Wirtschaftsspionage erschüttert Renault:
Drei führende Manager müssen Hut nehmen

Fall trifft den Elektroauto-Vorreiter mit voller Wucht Industrieminister Besson warnt vor "Wirtschaftskrieg"

Wirtschaftsspionage erschüttert Renault:
Drei führende Manager müssen Hut nehmen © Bild: AP/dapd/Frank Augstein

Der französische Autobauer Renault spricht von einem Angriff auf sein "strategisches, intellektuelles und technologisches Eigentum", der Pariser Industrieminister Eric Besson warnt gar vor einem "Wirtschaftskrieg". Gemeint ist ein mutmaßlicher Fall von Wirtschaftsspionage, der Frankreichs Pionier bei der Entwicklung von Elektroautos mit voller Wucht trifft. Drei führende Manager wurden suspendiert und mussten ihre Büros räumen.

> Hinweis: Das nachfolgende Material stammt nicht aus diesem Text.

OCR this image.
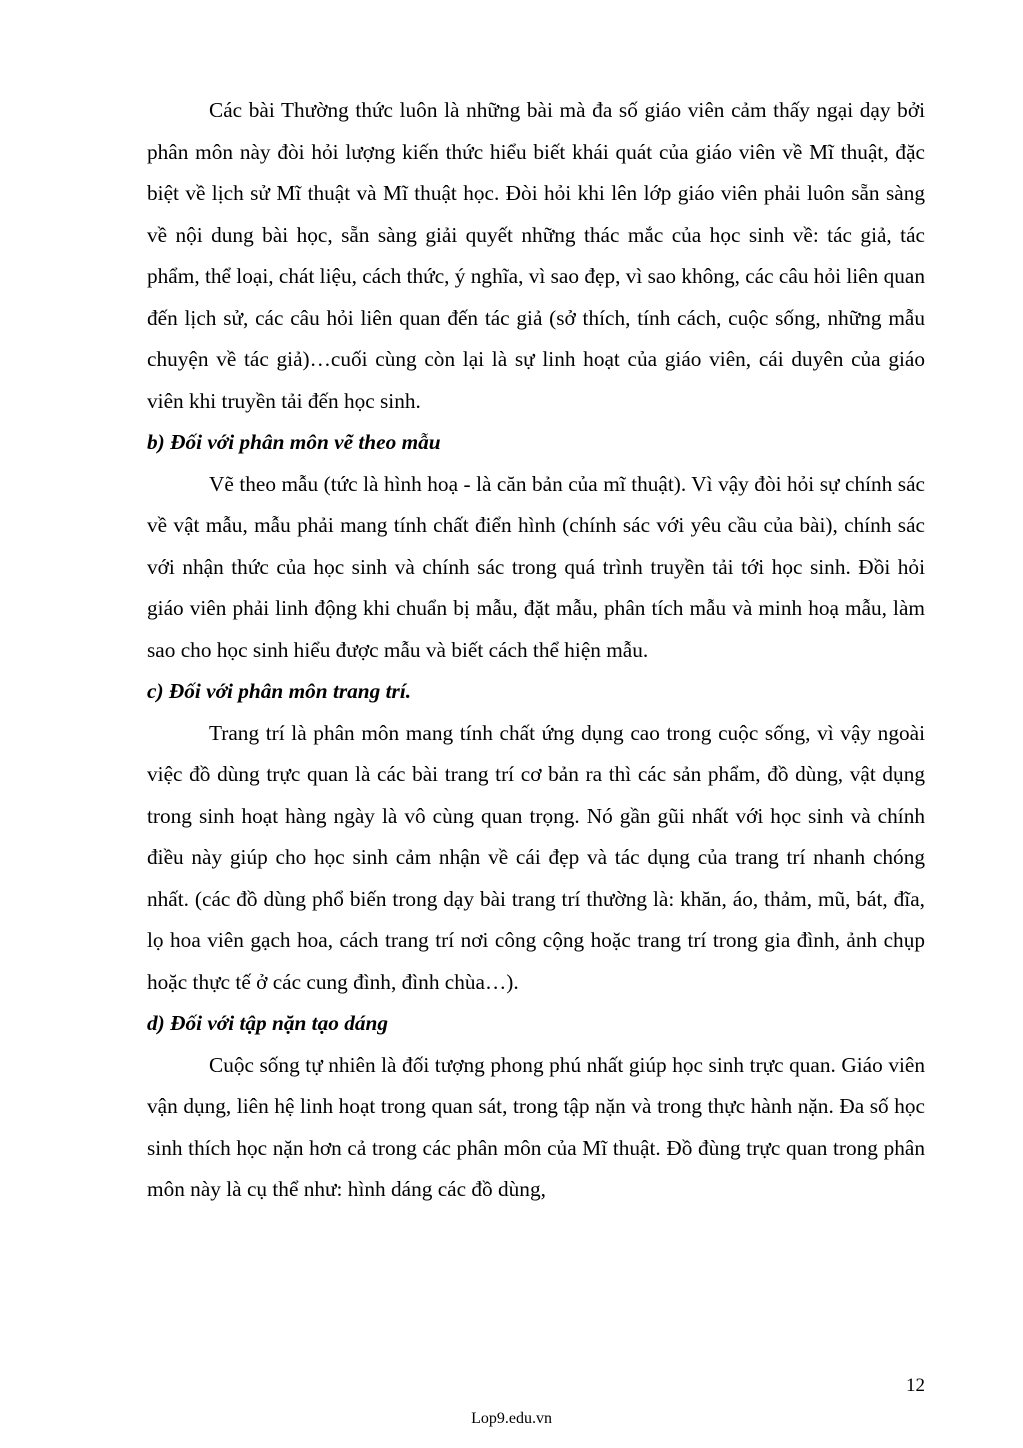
Các bài Thường thức luôn là những bài mà đa số giáo viên cảm thấy ngại dạy bởi phân môn này đòi hỏi lượng kiến thức hiểu biết khái quát của giáo viên về Mĩ thuật, đặc biệt về lịch sử Mĩ thuật và Mĩ thuật học. Đòi hỏi khi lên lớp giáo viên phải luôn sẵn sàng về nội dung bài học, sẵn sàng giải quyết những thác mắc của học sinh về: tác giả, tác phẩm, thể loại, chát liệu, cách thức, ý nghĩa, vì sao đẹp, vì sao không, các câu hỏi liên quan đến lịch sử, các câu hỏi liên quan đến tác giả (sở thích, tính cách, cuộc sống, những mẫu chuyện về tác giả)…cuối cùng còn lại là sự linh hoạt của giáo viên, cái duyên của giáo viên khi truyền tải đến học sinh.

b) Đối với phân môn vẽ theo mẫu

Vẽ theo mẫu (tức là hình hoạ - là căn bản của mĩ thuật). Vì vậy đòi hỏi sự chính sác về vật mẫu, mẫu phải mang tính chất điển hình (chính sác với yêu cầu của bài), chính sác với nhận thức của học sinh và chính sác trong quá trình truyền tải tới học sinh. Đồi hỏi giáo viên phải linh động khi chuẩn bị mẫu, đặt mẫu, phân tích mẫu và minh hoạ mẫu, làm sao cho học sinh hiểu được mẫu và biết cách thể hiện mẫu.

c) Đối với phân môn trang trí.

Trang trí là phân môn mang tính chất ứng dụng cao trong cuộc sống, vì vậy ngoài việc đồ dùng trực quan là các bài trang trí cơ bản ra thì các sản phẩm, đồ dùng, vật dụng trong sinh hoạt hàng ngày là vô cùng quan trọng. Nó gần gũi nhất với học sinh và chính điều này giúp cho học sinh cảm nhận về cái đẹp và tác dụng của trang trí nhanh chóng nhất. (các đồ dùng phổ biến trong dạy bài trang trí thường là: khăn, áo, thảm, mũ, bát, đĩa, lọ hoa viên gạch hoa, cách trang trí nơi công cộng hoặc trang trí trong gia đình, ảnh chụp hoặc thực tế ở các cung đình, đình chùa…).

d) Đối với tập nặn tạo dáng

Cuộc sống tự nhiên là đối tượng phong phú nhất giúp học sinh trực quan. Giáo viên vận dụng, liên hệ linh hoạt trong quan sát, trong tập nặn và trong thực hành nặn. Đa số học sinh thích học nặn hơn cả trong các phân môn của Mĩ thuật. Đồ đùng trực quan trong phân môn này là cụ thể như: hình dáng các đồ dùng,

12
Lop9.edu.vn
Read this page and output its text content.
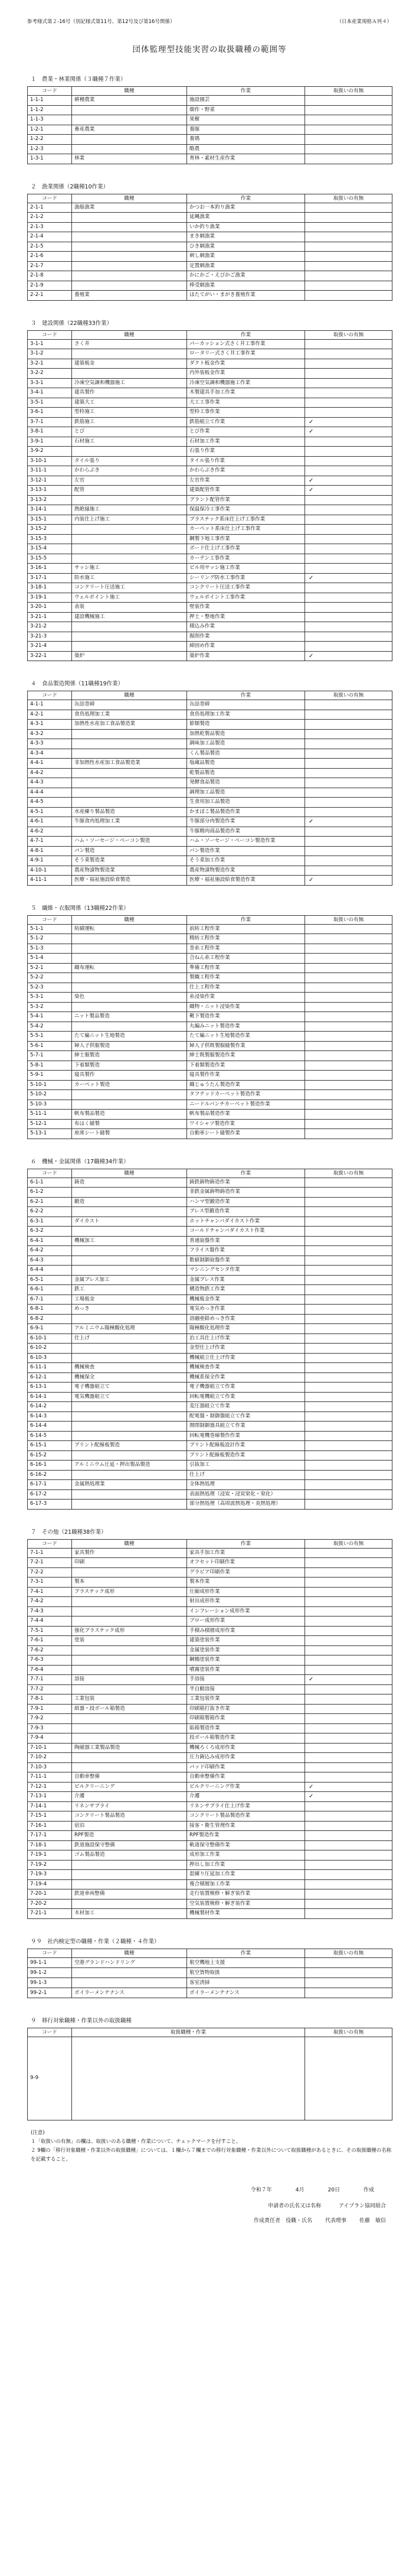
参考様式第２-16号（別記様式第11号、第12号及び第16号関係）	（日本産業規格Ａ列４）
団体監理型技能実習の取扱職種の範囲等
１　農業・林業関係（３職種７作業）
コード	職種	作業	取扱いの有無
1-1-1	耕種農業	施設園芸	
1-1-2		畑作・野菜	
1-1-3		果樹	
1-2-1	畜産農業	養豚	
1-2-2		養鶏	
1-2-3		酪農	
1-3-1	林業	育林・素材生産作業	
２　漁業関係（2職種10作業）
コード	職種	作業	取扱いの有無
2-1-1	漁船漁業	かつお一本釣り漁業	
2-1-2		延縄漁業	
2-1-3		いか釣り漁業	
2-1-4		まき網漁業	
2-1-5		ひき網漁業	
2-1-6		刺し網漁業	
2-1-7		定置網漁業	
2-1-8		かにかご・えびかご漁業	
2-1-9		棒受網漁業	
2-2-1	養殖業	ほたてがい・まがき養殖作業	
３　建設関係（22職種33作業）
コード	職種	作業	取扱いの有無
3-1-1	さく井	パーカッション式さく井工事作業	
3-1-2		ロータリー式さく井工事作業	
3-2-1	建築板金	ダクト板金作業	
3-2-2		内外装板金作業	
3-3-1	冷凍空気調和機器施工	冷凍空気調和機器施工作業	
3-4-1	建具製作	木製建具手加工作業	
3-5-1	建築大工	大工工事作業	
3-6-1	型枠施工	型枠工事作業	
3-7-1	鉄筋施工	鉄筋組立て作業	✓
3-8-1	とび	とび作業	✓
3-9-1	石材施工	石材加工作業	
3-9-2		石張り作業	
3-10-1	タイル張り	タイル張り作業	
3-11-1	かわらぶき	かわらぶき作業	
3-12-1	左官	左官作業	✓
3-13-1	配管	建築配管作業	✓
3-13-2		プラント配管作業	
3-14-1	熱絶縁施工	保温保冷工事作業	
3-15-1	内装仕上げ施工	プラスチック系床仕上げ工事作業	
3-15-2		カーペット系床仕上げ工事作業	
3-15-3		鋼製下地工事作業	
3-15-4		ボード仕上げ工事作業	
3-15-5		カーテン工事作業	
3-16-1	サッシ施工	ビル用サッシ施工作業	
3-17-1	防水施工	シーリング防水工事作業	✓
3-18-1	コンクリート圧送施工	コンクリート圧送工事作業	
3-19-1	ウェルポイント施工	ウェルポイント工事作業	
3-20-1	表装	壁装作業	
3-21-1	建設機械施工	押土・整地作業	
3-21-2		積込み作業	
3-21-3		掘削作業	
3-21-4		締固め作業	
3-22-1	築炉	築炉作業	✓
４　食品製造関係（11職種19作業）
コード	職種	作業	取扱いの有無
4-1-1	缶詰巻締	缶詰巻締	
4-2-1	食鳥処理加工業	食鳥処理加工作業	
4-3-1	加熱性水産加工食品製造業	節類製造	
4-3-2		加熱乾製品製造	
4-3-3		調味加工品製造	
4-3-4		くん製品製造	
4-4-1	非加熱性水産加工食品製造業	塩蔵品製造	
4-4-2		乾製品製造	
4-4-3		発酵食品製造	
4-4-4		調理加工品製造	
4-4-5		生食用加工品製造	
4-5-1	水産練り製品製造	かまぼこ製品製造作業	
4-6-1	牛豚食肉処理加工業	牛豚部分肉製造作業	✓
4-6-2		牛豚精肉商品製造作業	
4-7-1	ハム・ソーセージ・ベーコン製造	ハム・ソーセージ・ベーコン製造作業	
4-8-1	パン製造	パン製造作業	
4-9-1	そう菜製造業	そう菜加工作業	
4-10-1	農産物漬物製造業	農産物漬物製造作業	
4-11-1	医療・福祉施設給食製造	医療・福祉施設給食製造作業	✓
５　繊維・衣服関係（13職種22作業）
コード	職種	作業	取扱いの有無
5-1-1	紡績運転	前紡工程作業	
5-1-2		精紡工程作業	
5-1-3		巻糸工程作業	
5-1-4		合ねん糸工程作業	
5-2-1	織布運転	準備工程作業	
5-2-2		製織工程作業	
5-2-3		仕上工程作業	
5-3-1	染色	糸浸染作業	
5-3-2		織物・ニット浸染作業	
5-4-1	ニット製品製造	靴下製造作業	
5-4-2		丸編みニット製造作業	
5-5-1	たて編ニット生地製造	たて編ニット生地製造作業	
5-6-1	婦人子供服製造	婦人子供既製服縫製作業	
5-7-1	紳士服製造	紳士既製服製造作業	
5-8-1	下着類製造	下着類製造作業	
5-9-1	寝具製作	寝具製作作業	
5-10-1	カーペット製造	織じゅうたん製造作業	
5-10-2		タフテッドカーペット製造作業	
5-10-3		ニードルパンチカーペット製造作業	
5-11-1	帆布製品製造	帆布製品製造作業	
5-12-1	布はく縫製	ワイシャツ製造作業	
5-13-1	座席シート縫製	自動車シート縫製作業	
６　機械・金属関係（17職種34作業）
コード	職種	作業	取扱いの有無
6-1-1	鋳造	鋳鉄鋳物鋳造作業	
6-1-2		非鉄金属鋳物鋳造作業	
6-2-1	鍛造	ハンマ型鍛造作業	
6-2-2		プレス型鍛造作業	
6-3-1	ダイカスト	ホットチャンバダイカスト作業	
6-3-2		コールドチャンバダイカスト作業	
6-4-1	機械加工	普通旋盤作業	
6-4-2		フライス盤作業	
6-4-3		数値制御旋盤作業	
6-4-4		マシニングセンタ作業	
6-5-1	金属プレス加工	金属プレス作業	
6-6-1	鉄工	構造物鉄工作業	
6-7-1	工場板金	機械板金作業	
6-8-1	めっき	電気めっき作業	
6-8-2		溶融亜鉛めっき作業	
6-9-1	アルミニウム陽極酸化処理	陽極酸化処理作業	
6-10-1	仕上げ	治工具仕上げ作業	
6-10-2		金型仕上げ作業	
6-10-3		機械組立仕上げ作業	
6-11-1	機械検査	機械検査作業	
6-12-1	機械保全	機械系保全作業	
6-13-1	電子機器組立て	電子機器組立て作業	
6-14-1	電気機器組立て	回転電機組立て作業	
6-14-2		変圧器組立て作業	
6-14-3		配電盤・制御盤組立て作業	
6-14-4		開閉制御器具組立て作業	
6-14-5		回転電機巻線製作作業	
6-15-1	プリント配線板製造	プリント配線板設計作業	
6-15-2		プリント配線板製造作業	
6-16-1	アルミニウム圧延・押出製品製造	引抜加工	
6-16-2		仕上げ	
6-17-1	金属熱処理業	全体熱処理	
6-17-2		表面熱処理（浸炭・浸炭窒化・窒化）	
6-17-3		部分熱処理（高周波熱処理・炎熱処理）	
７　その他（21職種38作業）
コード	職種	作業	取扱いの有無
7-1-1	家具製作	家具手加工作業	
7-2-1	印刷	オフセット印刷作業	
7-2-2		グラビア印刷作業	
7-3-1	製本	製本作業	
7-4-1	プラスチック成形	圧縮成形作業	
7-4-2		射出成形作業	
7-4-3		インフレーション成形作業	
7-4-4		ブロー成形作業	
7-5-1	強化プラスチック成形	手積み積層成形作業	
7-6-1	塗装	建築塗装作業	
7-6-2		金属塗装作業	
7-6-3		鋼橋塗装作業	
7-6-4		噴霧塗装作業	
7-7-1	溶接	手溶接	✓
7-7-2		半自動溶接	
7-8-1	工業包装	工業包装作業	
7-9-1	紙器・段ボール箱製造	印刷箱打抜き作業	
7-9-2		印刷箱製箱作業	
7-9-3		貼箱製造作業	
7-9-4		段ボール箱製造作業	
7-10-1	陶磁器工業製品製造	機械ろくろ成形作業	
7-10-2		圧力鋳込み成形作業	
7-10-3		パッド印刷作業	
7-11-1	自動車整備	自動車整備作業	
7-12-1	ビルクリーニング	ビルクリーニング作業	✓
7-13-1	介護	介護	✓
7-14-1	リネンサプライ	リネンサプライ仕上げ作業	
7-15-1	コンクリート製品製造	コンクリート製品製造作業	
7-16-1	宿泊	接客・衛生管理作業	
7-17-1	RPF製造	RPF製造作業	
7-18-1	鉄道施設保守整備	軌道保守整備作業	
7-19-1	ゴム製品製造	成形加工作業	
7-19-2		押出し加工作業	
7-19-3		混練り圧延加工作業	
7-19-4		複合積層加工作業	
7-20-1	鉄道車両整備	走行装置検修・解ぎ装作業	
7-20-2		空気装置検修・解ぎ装作業	
7-21-1	木材加工	機械製材作業	
９９　社内検定型の職種・作業（２職種・４作業）
コード	職種	作業	取扱いの有無
99-1-1	空港グランドハンドリング	航空機地上支援	
99-1-2		航空貨物取扱	
99-1-3		客室清掃	
99-2-1	ボイラーメンテナンス	ボイラーメンテナンス	
９　移行対象職種・作業以外の取扱職種
コード	取扱職種・作業	取扱いの有無
9-9		
(注意)
１「取扱いの有無」の欄は、取扱いのある職種・作業について、チェックマークを付すこと。
２ 9欄の「移行対象職種・作業以外の取扱職種」については、１欄から７欄までの移行対象職種・作業以外について取扱職種があるときに、その取扱職種の名称を記載すること。
令和７年	4月	20日	作成
申請者の氏名又は名称	アイプラン協同組合
作成責任者　役職・氏名 代表理事 佐藤　敏信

Details über die Affäre sickerten bisher nur tröpfchenweise durch. Renault sprach lediglich von "sehr ernsten Vorgängen". Die suspendierten Manager hätten in dem Unternehmen "besonders strategische Positionen" innegehabt. Nach übereinstimmenden Quellen gehörte einer von ihnen zu den 30 Mitgliedern des Direktoriums, die unmittelbar Konzernchef Carlos Ghosn unterstellt sind. Ein anderer war demnach an der Entwicklung der Elektroautos beteiligt, dem Vorzeigeprojekt des Unternehmens.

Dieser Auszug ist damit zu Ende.